Summary/Abstract Intellectual disability and autism spectrum disorders are devastating disorders thought to arise from a combination of synaptic dysfunction and altered neural progenitor modulation for which there are no effective treatments.
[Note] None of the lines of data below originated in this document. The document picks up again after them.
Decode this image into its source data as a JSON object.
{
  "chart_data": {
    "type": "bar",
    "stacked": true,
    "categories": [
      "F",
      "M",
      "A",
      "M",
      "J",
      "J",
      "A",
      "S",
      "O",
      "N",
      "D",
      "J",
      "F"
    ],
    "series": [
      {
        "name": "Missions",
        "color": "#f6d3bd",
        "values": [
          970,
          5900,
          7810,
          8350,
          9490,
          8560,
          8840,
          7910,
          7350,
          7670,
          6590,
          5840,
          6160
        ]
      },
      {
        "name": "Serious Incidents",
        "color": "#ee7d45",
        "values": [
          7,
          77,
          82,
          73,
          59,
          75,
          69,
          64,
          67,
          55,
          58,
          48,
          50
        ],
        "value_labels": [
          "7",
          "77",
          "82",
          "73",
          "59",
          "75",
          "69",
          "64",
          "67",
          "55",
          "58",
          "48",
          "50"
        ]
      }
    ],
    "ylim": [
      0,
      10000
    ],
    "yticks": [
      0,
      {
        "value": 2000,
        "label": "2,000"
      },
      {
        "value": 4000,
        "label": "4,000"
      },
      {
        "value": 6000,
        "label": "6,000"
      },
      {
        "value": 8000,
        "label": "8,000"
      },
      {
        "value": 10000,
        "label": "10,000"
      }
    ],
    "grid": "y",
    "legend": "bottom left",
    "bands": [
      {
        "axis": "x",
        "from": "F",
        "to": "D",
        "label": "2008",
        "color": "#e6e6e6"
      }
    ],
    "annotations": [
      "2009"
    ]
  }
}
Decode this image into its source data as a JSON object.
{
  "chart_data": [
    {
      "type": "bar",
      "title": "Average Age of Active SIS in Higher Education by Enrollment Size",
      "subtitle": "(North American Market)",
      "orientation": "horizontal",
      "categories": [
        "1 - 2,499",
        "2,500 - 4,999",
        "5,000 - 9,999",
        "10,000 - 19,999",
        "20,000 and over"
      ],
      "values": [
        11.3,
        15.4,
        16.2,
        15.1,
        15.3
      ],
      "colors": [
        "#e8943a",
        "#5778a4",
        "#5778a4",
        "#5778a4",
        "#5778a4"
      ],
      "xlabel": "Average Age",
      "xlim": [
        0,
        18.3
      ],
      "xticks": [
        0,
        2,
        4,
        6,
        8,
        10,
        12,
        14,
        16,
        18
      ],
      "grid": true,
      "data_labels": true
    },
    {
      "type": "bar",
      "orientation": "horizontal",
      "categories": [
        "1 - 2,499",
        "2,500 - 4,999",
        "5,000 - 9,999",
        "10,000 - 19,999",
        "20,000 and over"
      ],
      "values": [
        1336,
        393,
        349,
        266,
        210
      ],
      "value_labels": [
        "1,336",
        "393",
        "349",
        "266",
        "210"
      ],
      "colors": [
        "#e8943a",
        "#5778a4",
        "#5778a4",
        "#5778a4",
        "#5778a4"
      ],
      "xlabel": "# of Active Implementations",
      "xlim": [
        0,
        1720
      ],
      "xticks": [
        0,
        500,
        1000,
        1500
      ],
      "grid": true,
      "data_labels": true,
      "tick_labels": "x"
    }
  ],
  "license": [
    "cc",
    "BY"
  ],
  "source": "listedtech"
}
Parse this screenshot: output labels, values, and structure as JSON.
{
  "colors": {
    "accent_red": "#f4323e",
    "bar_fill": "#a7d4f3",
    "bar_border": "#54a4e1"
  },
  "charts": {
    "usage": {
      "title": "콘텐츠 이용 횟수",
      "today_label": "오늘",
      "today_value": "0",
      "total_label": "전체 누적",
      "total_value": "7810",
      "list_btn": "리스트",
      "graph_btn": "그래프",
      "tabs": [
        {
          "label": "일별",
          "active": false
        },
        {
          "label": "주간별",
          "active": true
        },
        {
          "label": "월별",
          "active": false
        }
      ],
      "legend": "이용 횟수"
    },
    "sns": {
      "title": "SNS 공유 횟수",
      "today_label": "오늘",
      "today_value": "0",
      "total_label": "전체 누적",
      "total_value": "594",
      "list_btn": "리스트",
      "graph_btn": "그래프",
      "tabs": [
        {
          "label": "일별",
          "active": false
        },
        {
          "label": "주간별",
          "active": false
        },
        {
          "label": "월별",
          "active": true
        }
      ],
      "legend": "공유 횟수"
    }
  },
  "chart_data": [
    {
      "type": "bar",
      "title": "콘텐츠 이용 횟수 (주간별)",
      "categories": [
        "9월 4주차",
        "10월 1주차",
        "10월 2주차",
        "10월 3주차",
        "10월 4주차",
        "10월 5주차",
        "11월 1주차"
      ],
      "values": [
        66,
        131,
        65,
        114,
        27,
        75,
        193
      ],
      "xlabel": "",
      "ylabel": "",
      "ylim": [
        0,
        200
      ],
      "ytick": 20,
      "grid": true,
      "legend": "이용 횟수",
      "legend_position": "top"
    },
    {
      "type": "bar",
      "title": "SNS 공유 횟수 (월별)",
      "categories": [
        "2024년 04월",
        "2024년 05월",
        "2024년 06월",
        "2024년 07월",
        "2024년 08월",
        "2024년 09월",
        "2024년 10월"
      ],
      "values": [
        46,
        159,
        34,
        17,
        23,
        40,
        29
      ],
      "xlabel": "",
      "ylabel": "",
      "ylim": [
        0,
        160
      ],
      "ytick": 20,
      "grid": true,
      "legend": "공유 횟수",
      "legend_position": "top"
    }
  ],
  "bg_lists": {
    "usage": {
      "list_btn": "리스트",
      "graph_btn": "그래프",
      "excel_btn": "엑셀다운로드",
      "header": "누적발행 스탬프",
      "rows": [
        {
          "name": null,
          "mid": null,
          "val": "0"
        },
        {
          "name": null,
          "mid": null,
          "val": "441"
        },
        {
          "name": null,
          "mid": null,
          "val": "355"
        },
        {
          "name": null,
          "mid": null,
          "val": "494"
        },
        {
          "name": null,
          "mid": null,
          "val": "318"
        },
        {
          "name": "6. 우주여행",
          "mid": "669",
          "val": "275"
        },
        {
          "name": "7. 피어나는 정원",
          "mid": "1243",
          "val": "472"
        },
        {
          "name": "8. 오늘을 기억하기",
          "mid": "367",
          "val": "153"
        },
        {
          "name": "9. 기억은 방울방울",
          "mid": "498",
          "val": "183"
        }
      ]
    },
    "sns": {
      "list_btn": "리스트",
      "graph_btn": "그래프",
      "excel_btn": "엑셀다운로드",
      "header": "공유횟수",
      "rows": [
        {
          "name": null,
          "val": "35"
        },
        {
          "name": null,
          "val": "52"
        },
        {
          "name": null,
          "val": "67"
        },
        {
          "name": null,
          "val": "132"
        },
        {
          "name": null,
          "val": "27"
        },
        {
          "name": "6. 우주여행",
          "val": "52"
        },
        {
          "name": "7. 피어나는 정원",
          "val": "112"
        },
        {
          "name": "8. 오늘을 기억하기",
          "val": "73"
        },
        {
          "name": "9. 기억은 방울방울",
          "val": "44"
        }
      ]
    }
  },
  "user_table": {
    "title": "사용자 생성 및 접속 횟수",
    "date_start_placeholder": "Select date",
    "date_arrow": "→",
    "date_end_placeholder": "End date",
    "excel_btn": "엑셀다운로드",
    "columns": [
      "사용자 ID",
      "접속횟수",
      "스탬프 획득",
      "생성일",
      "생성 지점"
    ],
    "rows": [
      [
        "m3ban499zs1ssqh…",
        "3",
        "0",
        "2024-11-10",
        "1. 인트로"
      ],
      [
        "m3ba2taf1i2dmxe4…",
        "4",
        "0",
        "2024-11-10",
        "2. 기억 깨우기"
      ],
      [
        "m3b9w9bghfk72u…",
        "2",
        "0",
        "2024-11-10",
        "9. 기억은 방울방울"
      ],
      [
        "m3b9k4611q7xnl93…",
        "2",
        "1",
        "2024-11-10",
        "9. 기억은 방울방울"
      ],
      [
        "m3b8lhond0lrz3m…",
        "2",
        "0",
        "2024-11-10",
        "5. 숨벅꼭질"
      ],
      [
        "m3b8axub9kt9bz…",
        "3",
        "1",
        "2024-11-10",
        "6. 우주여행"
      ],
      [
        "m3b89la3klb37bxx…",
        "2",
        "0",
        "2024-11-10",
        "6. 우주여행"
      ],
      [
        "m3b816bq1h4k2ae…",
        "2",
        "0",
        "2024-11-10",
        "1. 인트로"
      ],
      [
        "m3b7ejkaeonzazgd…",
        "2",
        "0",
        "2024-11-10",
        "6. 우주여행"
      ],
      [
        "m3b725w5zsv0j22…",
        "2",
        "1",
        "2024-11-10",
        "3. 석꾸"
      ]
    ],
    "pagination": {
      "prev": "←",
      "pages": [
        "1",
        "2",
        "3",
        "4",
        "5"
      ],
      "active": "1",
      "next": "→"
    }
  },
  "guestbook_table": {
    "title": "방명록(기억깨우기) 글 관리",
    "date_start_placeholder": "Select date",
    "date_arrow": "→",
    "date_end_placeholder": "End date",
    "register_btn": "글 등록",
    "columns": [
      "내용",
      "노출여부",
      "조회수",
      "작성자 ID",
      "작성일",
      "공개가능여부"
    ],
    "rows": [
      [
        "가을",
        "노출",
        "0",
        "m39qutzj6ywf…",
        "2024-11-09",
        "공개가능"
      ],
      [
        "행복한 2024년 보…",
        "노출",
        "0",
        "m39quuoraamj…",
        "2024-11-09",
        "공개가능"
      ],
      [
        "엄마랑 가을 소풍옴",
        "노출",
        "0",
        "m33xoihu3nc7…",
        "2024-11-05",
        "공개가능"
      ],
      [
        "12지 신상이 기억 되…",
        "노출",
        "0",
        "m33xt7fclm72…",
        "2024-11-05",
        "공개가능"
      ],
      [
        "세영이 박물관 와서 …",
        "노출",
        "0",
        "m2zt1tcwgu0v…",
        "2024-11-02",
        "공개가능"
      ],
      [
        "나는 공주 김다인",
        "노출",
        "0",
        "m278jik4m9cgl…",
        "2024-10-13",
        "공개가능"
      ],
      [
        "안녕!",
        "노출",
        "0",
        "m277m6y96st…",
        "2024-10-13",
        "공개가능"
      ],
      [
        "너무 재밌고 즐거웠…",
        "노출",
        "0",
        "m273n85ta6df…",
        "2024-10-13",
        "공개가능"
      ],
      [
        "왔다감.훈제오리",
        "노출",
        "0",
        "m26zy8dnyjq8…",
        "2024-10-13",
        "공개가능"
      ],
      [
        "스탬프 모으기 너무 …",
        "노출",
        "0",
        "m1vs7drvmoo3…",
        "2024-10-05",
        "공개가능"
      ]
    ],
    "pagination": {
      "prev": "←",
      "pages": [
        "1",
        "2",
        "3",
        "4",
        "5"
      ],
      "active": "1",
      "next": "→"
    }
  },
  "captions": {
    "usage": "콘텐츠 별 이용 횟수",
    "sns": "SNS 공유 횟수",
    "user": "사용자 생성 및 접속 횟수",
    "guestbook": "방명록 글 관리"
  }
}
Mutations or deletions in one allele of myocyte enhancer factor 2C (MEF2C) result in MEF2C Haploinsufficiency Syndrome (MHS), a disorder characterized by a severe phenotype with intellectual disability, repetitive motor behaviors, and difficulties with communication and social interaction on the autism spectrum. We have found that MEF2C is highly expressed in human microglia during neurodevelopment and have identified MEF2C as a core transcription factor involved in the microglial cell fate. Furthermore, MEF2C expression is regulated by the brain environment and decreases during aging. Microglia have not been extensively investigated in the pathogenesis of neurodevelopmental disorders, but there is increasing evidence for their impact on brain development suggesting they may contribute to especially the social and behavioral deficits in autism. The central hypothesis is that microglial MEF2C has a crucial role in human brain development and contributes to neurodevelopmental disorders including intellectual disability and autism pathogenesis and the resulting behavioral phenotype. We will utilize novel in vitro and in vivo methods to ascertain the role of microglial MEF2C in brain development including synapse retention and pruning, modulation of the neural progenitor pool, and microglial development. The project goal is to test the hypothesis that MEF2C specifically in human microglia contributes to brain development and reduced expression contributes to neurodevelopmental deficits found in intellectual disability and autism. Delineating MEF2C transcriptional and environmental targets using epigenetic techniques will yield novel insight into human microglial transcriptional networks and expand on our knowledge of autism associated genes with the potential to yield novel therapeutic targets. The long-term goal is to generate and validate methods using human microglia specifically which can be utilized for drug screening and to generate preclinical data in order to ultimately identify novel potential therapeutic targets to improve the outcomes for children with autism.

摘要/摘要 智力残疾和自闭症谱系障碍是毁灭性的疾病，认为是由 突触功能障碍和神经祖细胞调节改变，没有有效的治疗方法。突变或 肌细胞增强剂因子2C（MEF2C）的一个等位基因中的删除导致MEF2C单倍症综合征（MHS），A 疾病的特征是具有智力障碍，重复运动行为的严重表型，并且有困难 自闭症谱系上的沟通和社交互动。我们发现MEF2C在人类中高度表达 神经发育过程中的小胶质细胞，并确定MEF2C是小胶质细胞的核心转录因子 细胞命运。此外，MEF2C表达受大脑环境的调节，并在衰老过程中降低。小胶质细胞 在神经发育障碍的发病机理中尚未得到广泛的研究，但有越来越多的证据 因为它们对大脑发育的影响表明，它们可能会导致尤其是社会和行为不足 自闭症。中心假设是小胶质细胞MEF2C在人脑发育中起着至关重要的作用，并有助于 神经发育障碍，包括智力障碍和自闭症发病机理以及由此产生的行为 表型。我们将利用新颖的体外和体内方法来确定小胶质细胞MEF2C在大脑中的作用 开发包括突触保留和修剪，神经祖细胞库的调节和小胶质 发展。项目目标是检验以下假设：MEF2C在人类小胶质细胞中特别有助于大脑 发育和表达降低会导致智力残疾和自闭症中发现的神经发育缺陷。 使用表观遗传技术描绘MEF2C转录和环境目标将产生新的见解 人类小胶质转录网络并扩展我们对自闭症相关基因的了解，有可能 产生新颖的治疗靶标。长期目标是使用人类小胶质细胞生成和验证方法 可以用于药物筛查并生成临床前数据，以最终确定新型潜力 治疗靶标可以改善自闭症儿童的结局。